Our WHB hostess this week is Vanessa from the brilliantly titled blog What Geeks Eat. I was only recently discussing how geeky all us food bloggers are as we snap away at dinner parties and restaurants. We really are a nerdy bunch, in the best possible way!

And in the lead up to Thanksgiving, don't forget about the Festive Food Fair, where you can blog about your special occasion food. Entries due by Sunday 9 December.




  1. That's a tasty hunk O' ham you have there Anna.

    Also, lobby your gov't for an Aussie Thanksgiving...I would have thought you'd at least celebrate like us Canadians do in the Brit tradition that celebrates the harvest.

  2. Sounds just delicious. I'm a fan of prunes, which are considered not that exciting here. I think they taste great. Sorry to hear you don't have a holiday for Thanksgiving there, it might be my favorite holiday.

  3. i think thanksgiving is seen as a very north american tradition.

    and your harvest time is at different times of the years than ours, being in different hemispheres.

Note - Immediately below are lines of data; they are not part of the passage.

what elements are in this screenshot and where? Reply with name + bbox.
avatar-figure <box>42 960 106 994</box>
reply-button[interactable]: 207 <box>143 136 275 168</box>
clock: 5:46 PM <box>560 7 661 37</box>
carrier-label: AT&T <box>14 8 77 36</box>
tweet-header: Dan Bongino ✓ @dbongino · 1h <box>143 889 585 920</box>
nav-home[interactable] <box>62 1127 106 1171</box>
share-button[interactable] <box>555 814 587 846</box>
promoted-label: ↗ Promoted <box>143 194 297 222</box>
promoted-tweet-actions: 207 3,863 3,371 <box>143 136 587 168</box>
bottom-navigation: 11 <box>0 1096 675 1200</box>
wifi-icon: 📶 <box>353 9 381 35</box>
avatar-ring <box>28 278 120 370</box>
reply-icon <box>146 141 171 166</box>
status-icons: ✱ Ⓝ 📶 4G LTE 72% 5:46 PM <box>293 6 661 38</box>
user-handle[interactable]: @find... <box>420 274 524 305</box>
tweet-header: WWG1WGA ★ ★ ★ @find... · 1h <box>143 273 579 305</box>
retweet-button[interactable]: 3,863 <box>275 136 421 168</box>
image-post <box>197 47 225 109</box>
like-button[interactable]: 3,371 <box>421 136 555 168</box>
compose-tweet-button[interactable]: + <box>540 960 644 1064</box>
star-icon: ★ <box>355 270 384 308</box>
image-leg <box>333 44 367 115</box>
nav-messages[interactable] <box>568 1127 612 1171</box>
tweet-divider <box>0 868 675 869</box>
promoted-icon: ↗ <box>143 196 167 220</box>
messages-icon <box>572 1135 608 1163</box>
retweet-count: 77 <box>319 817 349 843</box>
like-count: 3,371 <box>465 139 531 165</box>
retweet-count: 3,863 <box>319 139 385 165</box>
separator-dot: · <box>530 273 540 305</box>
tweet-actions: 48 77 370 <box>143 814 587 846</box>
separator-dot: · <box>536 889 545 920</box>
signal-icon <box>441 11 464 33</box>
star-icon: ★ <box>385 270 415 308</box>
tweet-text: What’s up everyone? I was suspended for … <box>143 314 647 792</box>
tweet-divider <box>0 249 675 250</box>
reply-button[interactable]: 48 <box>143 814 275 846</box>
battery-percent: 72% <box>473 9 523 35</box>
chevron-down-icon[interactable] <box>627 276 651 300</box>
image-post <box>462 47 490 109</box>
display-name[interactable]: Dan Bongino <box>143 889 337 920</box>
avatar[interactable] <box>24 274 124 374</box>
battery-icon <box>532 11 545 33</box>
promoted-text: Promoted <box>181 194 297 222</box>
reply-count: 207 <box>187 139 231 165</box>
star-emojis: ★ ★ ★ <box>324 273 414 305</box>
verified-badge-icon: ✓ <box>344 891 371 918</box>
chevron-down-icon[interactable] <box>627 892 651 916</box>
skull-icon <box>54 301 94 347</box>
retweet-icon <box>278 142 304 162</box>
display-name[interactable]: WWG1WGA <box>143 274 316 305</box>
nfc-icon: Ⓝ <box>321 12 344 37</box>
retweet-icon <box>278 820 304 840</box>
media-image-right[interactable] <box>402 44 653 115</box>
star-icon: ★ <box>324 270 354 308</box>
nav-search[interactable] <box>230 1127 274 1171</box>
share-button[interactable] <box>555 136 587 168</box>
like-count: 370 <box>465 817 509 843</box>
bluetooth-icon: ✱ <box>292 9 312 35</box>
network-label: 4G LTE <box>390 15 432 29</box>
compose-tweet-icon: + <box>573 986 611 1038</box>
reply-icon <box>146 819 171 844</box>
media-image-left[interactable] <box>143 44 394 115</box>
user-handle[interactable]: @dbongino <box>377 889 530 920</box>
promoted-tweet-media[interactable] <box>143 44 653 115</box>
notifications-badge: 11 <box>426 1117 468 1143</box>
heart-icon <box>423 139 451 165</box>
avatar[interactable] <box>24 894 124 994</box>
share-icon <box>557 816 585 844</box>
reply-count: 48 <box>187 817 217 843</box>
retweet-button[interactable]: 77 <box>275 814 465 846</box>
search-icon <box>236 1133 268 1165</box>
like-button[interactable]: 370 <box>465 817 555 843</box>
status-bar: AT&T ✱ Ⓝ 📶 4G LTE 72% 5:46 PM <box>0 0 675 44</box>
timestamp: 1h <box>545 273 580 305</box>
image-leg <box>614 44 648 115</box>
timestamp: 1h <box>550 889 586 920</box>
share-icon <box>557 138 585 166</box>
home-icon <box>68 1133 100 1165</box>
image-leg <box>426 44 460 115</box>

    we have some other holidays though, like ANZAC day, which are very aussie/kiwi.

  4. This lookds great - we have a pork roast cooking right now. It is roasting with apples and onions and will be finished with a cider cream sauce.

    I can't wait to give this one a try.

  5. Is it okay to have pork so pink? I've always been told to cook pork until the pink is gone - is this no longer considered necessary?

  6. Sure wish I was at that lunch -- I would have been most thankful. The pork is lovely and perfectly cooked, and looks like the perfect complement for food. I'll be back for that pickled nectarines recipe -- it's making my mouth water just thinking about it.

  7. Your pork looks perfect! Nicely pink! I'm a big fan of prunes (and green apples) I usually have a basket sitting on the counter for nibbles.
    Can't wait to see the rest of the recipes - must have been a lovely lunch!

  8. thanks everyone for all the compliments!

    nerida - i think it's a bit of a myth that you can't have any pinkness in your pork. i suppose it's left over from a time when farming practices weren't very good and pigs could carry diseases that effected humans. recently in australia pork farmers have been marketing strongly on TV to show that pork can certainly be served pinkish.

  9. Your roast looks and sounds delicious! What a fantastic spread you put together! :) I'm hoping to see some photos of the Pickled Nectarines w Ricotta & Prosciutto and Honey, Brie & Fig on Fruit Toast soon...both sound divine!

  10. This sounds really delicious! I love fruit/pork combinations :).

  11. It is looking fab! I like pork - we have it almost as much as we have chicken, which is a lot. It should keep me busy in the kitchen.